Different side chains provide a menu of physical properties that help determine the final shape, motions, and kinds of chemical interactions or reactions the protein can participate in. In larger proteins with multiple secondary structural elements, the side chains of these elements interact, driving the formation of tertiary structure. The overall structure of ribonuclease A in the figure at the top of this blog is a tertiary structure: the final folded, native state of ribonuclease A.
But this explanation of protein-folding is unsatisfactory because I haven’t told you the sequence of events in folding ribonuclease A. And that is because, with advances in computer science, physics, and mathematics enabling atomistic protein-folding simulations, some now believe that the exact steps taken in folding one ribonuclease molecule may not be the same as another molecule with the same sequence. Many forces contribute to folding and those described here are just a sample.
The protein-folding problem has grown from blue-skies research into a full-fledged field with profound importance for medicine. But where do we go from here? What paths with researchers take to understand the paths proteins take?
From chemistry, we need small molecule spectroscopic probes that minimally perturb protein energy landscapes in vivo (bioorthogonal); we need new technologies to visualize improbable events corresponding to transition states of protein folding and unfolding.
From physics, we need new NMR methods that have even higher resolution in space and time to monitor transitions; we need new models of protein-substrate interactions like drug binding or DNA binding; we need tighter coupling of models to experimental observables or new models to explain old data; we need ways to “watch” a drug actually binding to a protein while measuring the affinity, in a single approach.

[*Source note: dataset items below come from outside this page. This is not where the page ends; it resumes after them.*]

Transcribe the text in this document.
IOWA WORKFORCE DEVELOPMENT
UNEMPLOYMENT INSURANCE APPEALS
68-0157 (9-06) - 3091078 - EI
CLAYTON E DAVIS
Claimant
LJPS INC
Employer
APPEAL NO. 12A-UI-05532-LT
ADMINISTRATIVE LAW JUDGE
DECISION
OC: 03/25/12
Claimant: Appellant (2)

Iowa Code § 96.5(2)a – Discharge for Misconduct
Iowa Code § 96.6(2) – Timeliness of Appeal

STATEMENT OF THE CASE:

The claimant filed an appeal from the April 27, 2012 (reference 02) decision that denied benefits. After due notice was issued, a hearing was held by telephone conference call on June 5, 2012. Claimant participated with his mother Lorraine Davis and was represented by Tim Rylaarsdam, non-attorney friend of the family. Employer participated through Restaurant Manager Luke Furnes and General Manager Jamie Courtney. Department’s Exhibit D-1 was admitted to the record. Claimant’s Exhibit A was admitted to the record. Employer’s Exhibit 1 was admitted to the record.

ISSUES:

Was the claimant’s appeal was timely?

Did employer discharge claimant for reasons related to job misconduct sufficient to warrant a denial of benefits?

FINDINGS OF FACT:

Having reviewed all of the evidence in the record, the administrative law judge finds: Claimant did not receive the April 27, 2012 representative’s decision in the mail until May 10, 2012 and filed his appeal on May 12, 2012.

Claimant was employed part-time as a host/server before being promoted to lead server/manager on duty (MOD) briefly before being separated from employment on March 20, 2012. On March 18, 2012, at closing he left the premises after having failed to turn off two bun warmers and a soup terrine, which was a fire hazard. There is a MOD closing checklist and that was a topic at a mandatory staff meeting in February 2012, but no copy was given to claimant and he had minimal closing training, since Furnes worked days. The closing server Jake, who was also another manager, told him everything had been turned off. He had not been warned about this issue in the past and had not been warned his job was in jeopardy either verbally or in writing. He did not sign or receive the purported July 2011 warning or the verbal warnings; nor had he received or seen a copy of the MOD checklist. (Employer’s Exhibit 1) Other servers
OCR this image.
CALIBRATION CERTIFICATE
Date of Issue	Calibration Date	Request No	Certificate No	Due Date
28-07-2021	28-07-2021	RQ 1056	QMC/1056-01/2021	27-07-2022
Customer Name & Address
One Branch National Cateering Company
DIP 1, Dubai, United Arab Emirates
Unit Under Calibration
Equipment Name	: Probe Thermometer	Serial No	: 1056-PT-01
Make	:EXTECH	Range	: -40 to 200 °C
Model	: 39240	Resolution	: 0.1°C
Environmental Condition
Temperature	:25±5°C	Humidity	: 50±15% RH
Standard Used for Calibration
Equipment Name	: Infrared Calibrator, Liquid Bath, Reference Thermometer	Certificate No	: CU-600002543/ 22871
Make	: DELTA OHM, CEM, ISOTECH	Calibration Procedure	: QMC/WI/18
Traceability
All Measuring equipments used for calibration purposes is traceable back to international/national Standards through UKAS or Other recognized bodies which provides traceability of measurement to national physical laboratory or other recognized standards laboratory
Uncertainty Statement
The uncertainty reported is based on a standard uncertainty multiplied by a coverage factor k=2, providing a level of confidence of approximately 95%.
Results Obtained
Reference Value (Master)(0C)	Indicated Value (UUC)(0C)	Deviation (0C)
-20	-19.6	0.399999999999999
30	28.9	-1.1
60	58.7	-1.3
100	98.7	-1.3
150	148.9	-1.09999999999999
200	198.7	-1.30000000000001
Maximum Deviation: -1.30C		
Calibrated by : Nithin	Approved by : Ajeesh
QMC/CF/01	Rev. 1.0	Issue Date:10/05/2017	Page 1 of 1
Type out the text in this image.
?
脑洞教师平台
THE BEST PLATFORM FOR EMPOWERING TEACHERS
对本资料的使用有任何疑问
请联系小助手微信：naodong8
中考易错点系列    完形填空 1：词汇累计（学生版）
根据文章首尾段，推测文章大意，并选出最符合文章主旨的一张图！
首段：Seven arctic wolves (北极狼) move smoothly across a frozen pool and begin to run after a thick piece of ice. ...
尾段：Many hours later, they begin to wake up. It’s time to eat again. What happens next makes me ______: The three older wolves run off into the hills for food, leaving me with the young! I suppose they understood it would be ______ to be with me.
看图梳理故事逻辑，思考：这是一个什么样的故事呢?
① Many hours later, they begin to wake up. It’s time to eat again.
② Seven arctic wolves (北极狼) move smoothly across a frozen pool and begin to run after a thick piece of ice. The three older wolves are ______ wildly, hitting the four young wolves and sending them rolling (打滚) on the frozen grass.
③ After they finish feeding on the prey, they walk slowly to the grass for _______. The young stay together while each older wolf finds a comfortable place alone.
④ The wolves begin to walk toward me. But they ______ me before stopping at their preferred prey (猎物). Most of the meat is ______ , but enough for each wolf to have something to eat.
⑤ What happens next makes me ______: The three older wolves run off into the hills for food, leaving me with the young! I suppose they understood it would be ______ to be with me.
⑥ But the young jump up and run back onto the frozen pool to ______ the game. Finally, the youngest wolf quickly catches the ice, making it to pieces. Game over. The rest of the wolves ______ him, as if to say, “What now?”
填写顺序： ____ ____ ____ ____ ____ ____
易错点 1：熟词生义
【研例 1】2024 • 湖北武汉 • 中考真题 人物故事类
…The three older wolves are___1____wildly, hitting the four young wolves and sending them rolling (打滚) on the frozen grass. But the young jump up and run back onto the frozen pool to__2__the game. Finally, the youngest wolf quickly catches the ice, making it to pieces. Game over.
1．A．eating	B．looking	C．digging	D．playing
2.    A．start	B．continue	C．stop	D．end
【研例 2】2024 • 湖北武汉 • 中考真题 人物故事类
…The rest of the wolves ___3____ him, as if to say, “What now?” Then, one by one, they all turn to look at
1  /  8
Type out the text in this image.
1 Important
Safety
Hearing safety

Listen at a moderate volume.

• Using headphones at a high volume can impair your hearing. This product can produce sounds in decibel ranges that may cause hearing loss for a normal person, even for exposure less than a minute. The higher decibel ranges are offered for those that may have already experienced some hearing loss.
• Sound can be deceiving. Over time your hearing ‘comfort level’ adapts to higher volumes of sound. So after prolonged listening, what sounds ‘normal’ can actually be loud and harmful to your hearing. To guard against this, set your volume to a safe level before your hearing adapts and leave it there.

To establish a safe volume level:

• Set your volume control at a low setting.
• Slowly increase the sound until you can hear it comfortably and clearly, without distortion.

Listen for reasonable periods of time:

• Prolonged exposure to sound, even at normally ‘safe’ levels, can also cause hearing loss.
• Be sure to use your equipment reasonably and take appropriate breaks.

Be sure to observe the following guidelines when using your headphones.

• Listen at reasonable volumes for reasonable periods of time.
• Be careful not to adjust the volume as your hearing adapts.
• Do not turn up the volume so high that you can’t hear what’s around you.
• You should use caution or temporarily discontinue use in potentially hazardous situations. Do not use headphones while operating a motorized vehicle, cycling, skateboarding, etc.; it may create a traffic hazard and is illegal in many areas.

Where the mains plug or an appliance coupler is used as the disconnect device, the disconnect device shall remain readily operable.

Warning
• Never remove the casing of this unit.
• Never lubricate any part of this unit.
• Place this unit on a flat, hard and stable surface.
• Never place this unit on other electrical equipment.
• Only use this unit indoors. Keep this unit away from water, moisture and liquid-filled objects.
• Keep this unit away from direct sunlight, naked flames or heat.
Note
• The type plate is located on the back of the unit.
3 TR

From computer science, we need new data array creation, storage, and manipulation algorithms that can deal with massive data (e.g. TB arrays); we need to leverage CPUs, GPUs and MICs so the benefits of each supplant the weaknesses of the other, in parallel.
From mathematics, we need to understand why some functions like parabolas are so seemingly fundamental in physics (e.g. why do harmonic oscillators model so many things so well?); can we rewrite molecular Hamiltonians to contain electronic phenomena?
Blue skies research? Yes.
Figure made using Protein Data Bank file 5RSA (Comparison of two independently refined models of Ribonuclease A, Wlodawer, A., et al., Acta Crystallogr., Sect. B, 42: 379, 1986).